The UpSet plot showed that the sensitive to ultra-sensitive settings had the highest RBH in common with blastp for a total of 87.6% (66.9%+20.7%) (Fig. 2, bottom-left).

In the case of mmseqs, the sensitivity options tested produced noticeably different results (Fig. 2, right). Again, the top options, 4 and 5.7, shared the most results with blastp (Fig. 2), though only amounting to a combined 73.6% (45.7%+27.9%). The 5.7 option produced the best results, with 9.5% more RBH shared with blastp.

Programs

Both diamond with the very-sensitive option and mmseqs ran with the 5.7 setting detected a higher proportion of RBH than lastal (Figs. 3 and 4). This was true even at the lowest GSS values, meaning that even in the worst cases, neither diamond, nor mmseqs, would miss more than 10% of the RBH that would be produced by blastp. The diamond results were the best in this sense.

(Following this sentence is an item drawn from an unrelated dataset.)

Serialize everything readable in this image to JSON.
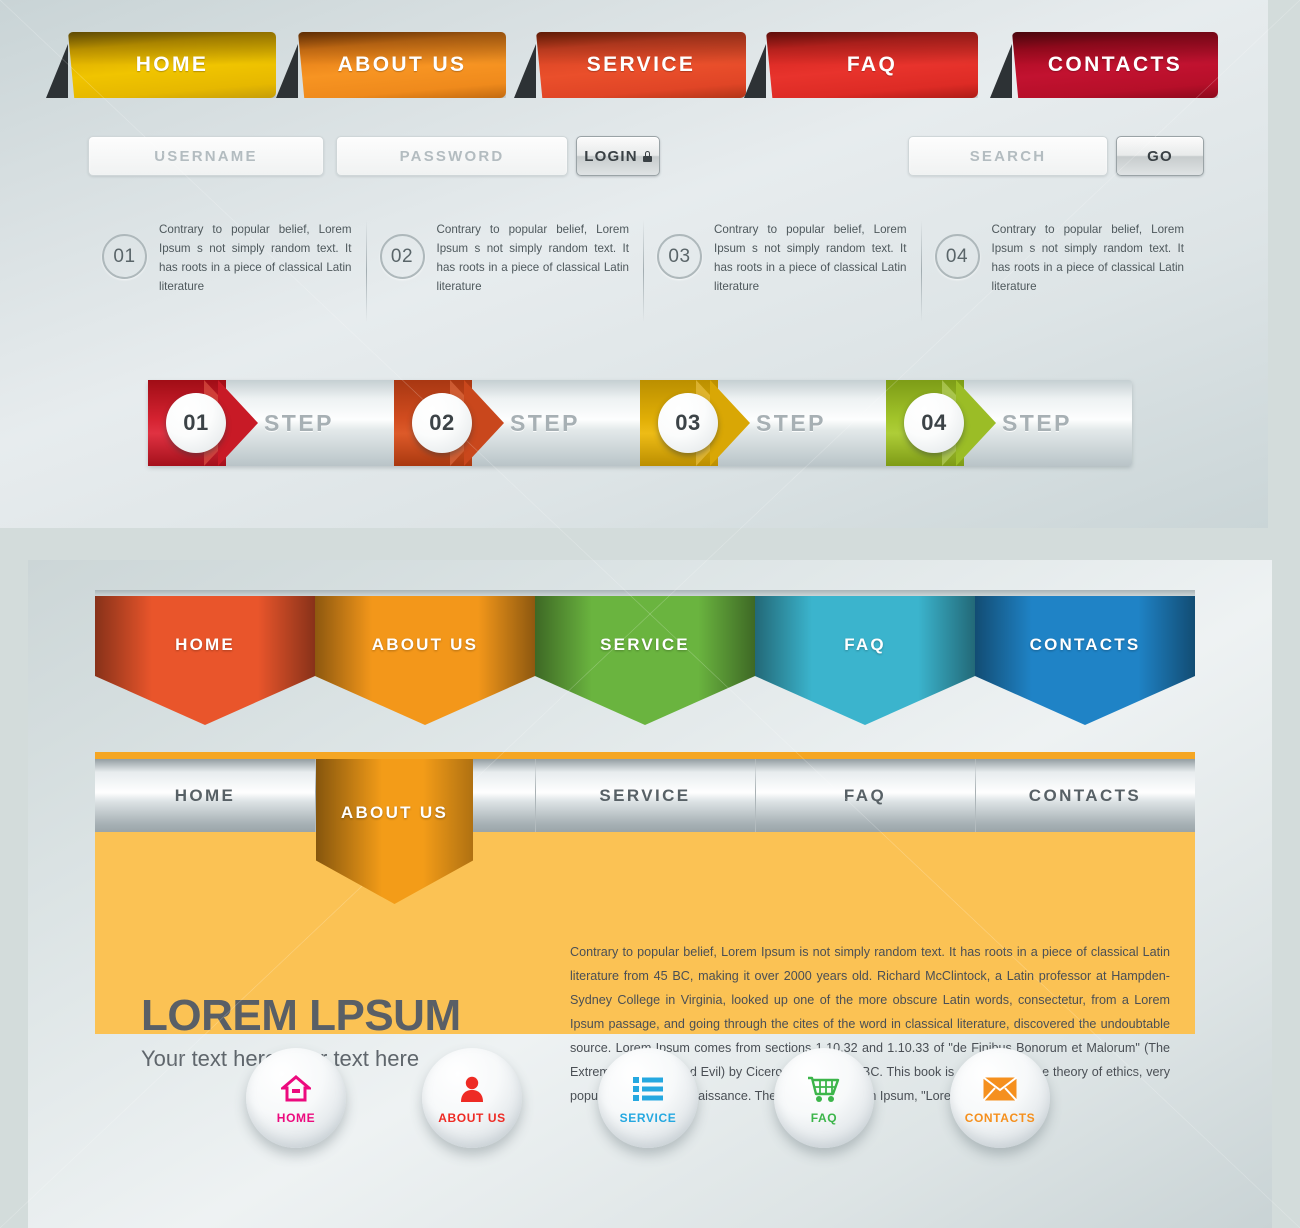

With bacterial proteomes, close to 70% of all RBH were detected by all programs (Fig. 3, bottom). The second most important intersections, for both E. coli and B. subtilis, shows that diamond and mmseqs shared the majority of RBH with blastp (making up a total of 73.2+9.7=82.9% and 69.9+10.7=80.6%, respectively). Unlike our previous analysis [17], which showed evidently higher percentages of RBH detected solely by blastp, the proportion of RBHs exclusive to each program were somewhat similar. These exclusive RBH seem to represent differences in sensitivity, which might correspond to a mixture of differentially detected true and false positives.

In contrast to the results in bacteria, both diamond and mmseqs produced a higher proportion of RBH than blastp in eukaryotes (Fig. 4, top). The proportion of RBH found by mmseqs was the highest.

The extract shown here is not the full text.